In the production of yarns or strands for textile use, it is common practice in the glass fiber industry to draw glass filaments from a molten glass source. This source is contained in a metallic container provided with a multiplicity of orifices or tips on the bottom through which the molten glass flows to form the glass fiber filaments. These filaments are passed over an applicator which applies a binder to the filaments. The filaments are then gathered into strands which are wound at high speed on a forming tube placed on a rotating collet to form a forming package containing the fiber glass strand. These packages are wet as formed and are typically dried in ovens prior to transferring the strand to a twist frame so that the strand can be twisted and placed on a bobbin.
The binders normally employed for textile strands are starch based materials.
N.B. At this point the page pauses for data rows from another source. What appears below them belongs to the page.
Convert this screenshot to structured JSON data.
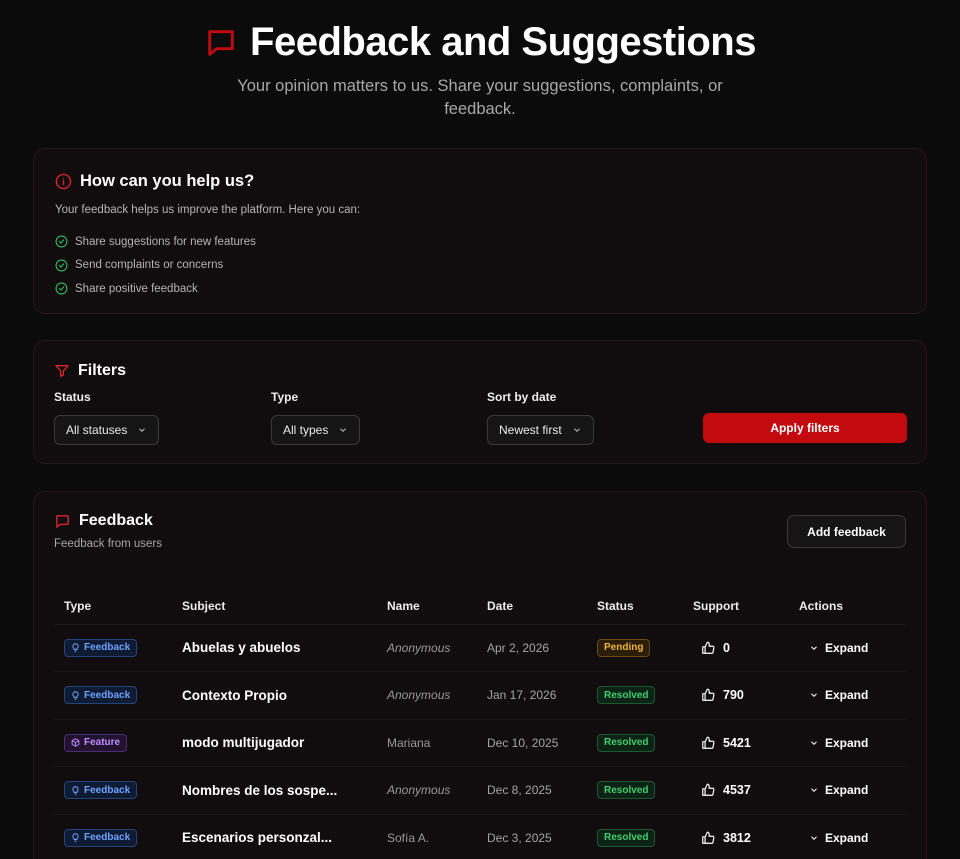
{
  "header": {
    "title": "Feedback and Suggestions",
    "subtitle": "Your opinion matters to us. Share your suggestions, complaints, or feedback."
  },
  "help": {
    "title": "How can you help us?",
    "description": "Your feedback helps us improve the platform. Here you can:",
    "items": [
      "Share suggestions for new features",
      "Send complaints or concerns",
      "Share positive feedback"
    ]
  },
  "filters": {
    "title": "Filters",
    "status": {
      "label": "Status",
      "value": "All statuses"
    },
    "type": {
      "label": "Type",
      "value": "All types"
    },
    "sort": {
      "label": "Sort by date",
      "value": "Newest first"
    },
    "apply_label": "Apply filters"
  },
  "feedback": {
    "title": "Feedback",
    "subtitle": "Feedback from users",
    "add_label": "Add feedback",
    "columns": [
      "Type",
      "Subject",
      "Name",
      "Date",
      "Status",
      "Support",
      "Actions"
    ],
    "expand_label": "Expand",
    "rows": [
      {
        "type": "Feedback",
        "subject": "Abuelas y abuelos",
        "name": "Anonymous",
        "date": "Apr 2, 2026",
        "status": "Pending",
        "support": "0"
      },
      {
        "type": "Feedback",
        "subject": "Contexto Propio",
        "name": "Anonymous",
        "date": "Jan 17, 2026",
        "status": "Resolved",
        "support": "790"
      },
      {
        "type": "Feature",
        "subject": "modo multijugador",
        "name": "Mariana",
        "date": "Dec 10, 2025",
        "status": "Resolved",
        "support": "5421"
      },
      {
        "type": "Feedback",
        "subject": "Nombres de los sospe...",
        "name": "Anonymous",
        "date": "Dec 8, 2025",
        "status": "Resolved",
        "support": "4537"
      },
      {
        "type": "Feedback",
        "subject": "Escenarios personzal...",
        "name": "Sofía A.",
        "date": "Dec 3, 2025",
        "status": "Resolved",
        "support": "3812"
      }
    ]
  },
  "colors": {
    "accent": "#c30a0e",
    "background": "#0b0b0b",
    "card": "#110c0d"
  }
}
This binder is burned off of the strand after it is woven into cloth and leaves little or no residue on the cloth so that the cloth can then be treated with the various finishes used by the weaver with uniform effect on the cloth.
It has been a particularly bothersome problem in the glass fiber manufacturing art in drying forming packages having starch sized strands thereon that migration of the binder or size occurs often. This migration leads to an uneven distribution of binder to the layers of strand on the forming package and thus nonuniform strand. Further, the twist frame operation is costly and bobbins presently used carry small quantities of strand thereon which require the user to make frequent bobbin changes in the loom operations used to produce cloth.